Scene nodes may not be shared among parents, sharing of heavy-weight data (e.g. geometry) is provided via shareable attributes. A scene node is represented by a single class ModelPrs_SceneNode and thus is not typed. Semantics of the node (e.g. whether it corresponds to original part or assembly, or any user-specific data) is application-specific and can be, for instance, defined by attached attributes.

Creating a scene graph

A node (and its sub-graph) is created with the help of ModelPrs_SceneNodeFactory.

Create a scene graph in one call

The following example demonstrates how to create a scene graph from a model:

ModelData_Model aModel = ...;
ModelPrs_SceneNodeFactory aFactory;
// Use B-Rep representations when creating scene nodes from model
ModelPrs_SceneNode aRootNode = aFactory.CreateGraph (aModel, {ModelData_RM_BRep});
ModelPrs_Scene aScene;
aScene.AddRoot (aRootNode);
aScene.Update();

The following diagram demonstrates mapping of a mathematical definition (via ModelData_Model) to the scene graph of the assembly:

Scene graph of an assembly model
Resulting visualization scene graph

The scene node's names on second diagram (blue rectangles) written here for more clear understanding and doesn't store in scene node actually.

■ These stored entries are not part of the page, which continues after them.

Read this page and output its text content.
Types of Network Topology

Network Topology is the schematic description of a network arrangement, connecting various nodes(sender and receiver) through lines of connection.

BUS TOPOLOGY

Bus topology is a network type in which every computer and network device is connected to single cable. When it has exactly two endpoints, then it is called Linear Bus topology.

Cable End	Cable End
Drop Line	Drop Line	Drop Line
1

Create a scene graph manually

If you need to control the construction of the scene graph, you can manually create the scene nodes and the relationships between them.

The following example demonstrates how to create a scene graph manually from ModelData_Model:

// 1. Visitor for ModelData_Model that creates scene nodes
class ModelVisitor : public ModelData_Model::CombinedElementVisitor
{
public:
ModelVisitor (const ModelPrs_SceneNode& theRoot, const ModelPrs_SceneNodeFactory& theFactory)
: myFactory (theFactory)
{
myNodes.push_back (theRoot);
}
void VisitLeave (const ModelData_SceneGraphElement& /*theSGE*/) override
{
myNodes.pop_back();
}
bool VisitEnter (const ModelData_SceneGraphElement& theSGE) override
{
auto anSGENode = myFactory.CreateNode (theSGE);
myNodes.back().AddChildNode (anSGENode);
myNodes.push_back (anSGENode);
return true;
}
void operator() (const ModelData_Part& thePart) override
{
auto aPartNode = myFactory.CreateNode (thePart);
myNodes.back().AddChildNode (aPartNode);
auto aRep = thePart.BRepRepresentation();
auto aRepNode = myFactory.CreateNode (aRep);
aPartNode.AddChildNode (aRepNode);
}
private:
std::deque<ModelPrs_SceneNode> myNodes;
ModelPrs_SceneNodeFactory myFactory;
};
// 2. Usage of the visitor
ModelPrs_SceneNodeFactory aFactory;
ModelPrs_SceneNode aRoot = ...; // should be initialized
ModelVisitor aVisitor (aRoot, aFactory);
ModelData_Model aModel = ...;
aModel.Accept (aVisitor); // now aRoot has children

Traversing scene graph

Visualization Scene Graph can be traversed with the help of visitors.

Each scene node accepts a visitor which must be a subclass of an abstract class ModelPrs_SceneNodeVisitor with overridden methods. If the redefined VisitEnter() method returns false then the respective subgraph will not be visited.

The following example demonstrates how to count of all scene nodes:

class SceneNodeCounter : public ModelPrs_SceneNodeVisitor
{
public:
SceneNodeCounter() : myNodeCount (0) { }
bool VisitEnter (const ModelPrs_SceneNode& /*theNode*/) override { ++myNodeCount; return true; }
void VisitLeave (const ModelPrs_SceneNode& /*theNode*/) override { }
size_t NodeCount() const { return myNodeCount; }
private:
size_t myNodeCount;
};
SceneNodeCounter aCounter;
aNode.Accept (aCounter);
std::cout << "Node count: " << aCounter.NodeCount() << std::endl;

Node attributes inheritance

The following rules determine how attributes redefined in sub-nodes (i.e. downward when traversing the scene graph) are taken into account:

AtrributeRule
AppearanceCombine with parent's
Display modeOverrides parent’s if defined, or inherited from parent otherwise.
GeometryUsed wherever explicitly defined.
Selection modeOverrides parent’s if defined, or inherited from parent otherwise.
TransformationMultiplication
Visibility modeBoolean AND. Thus, if the node is invisible then its sub-graph is invisible.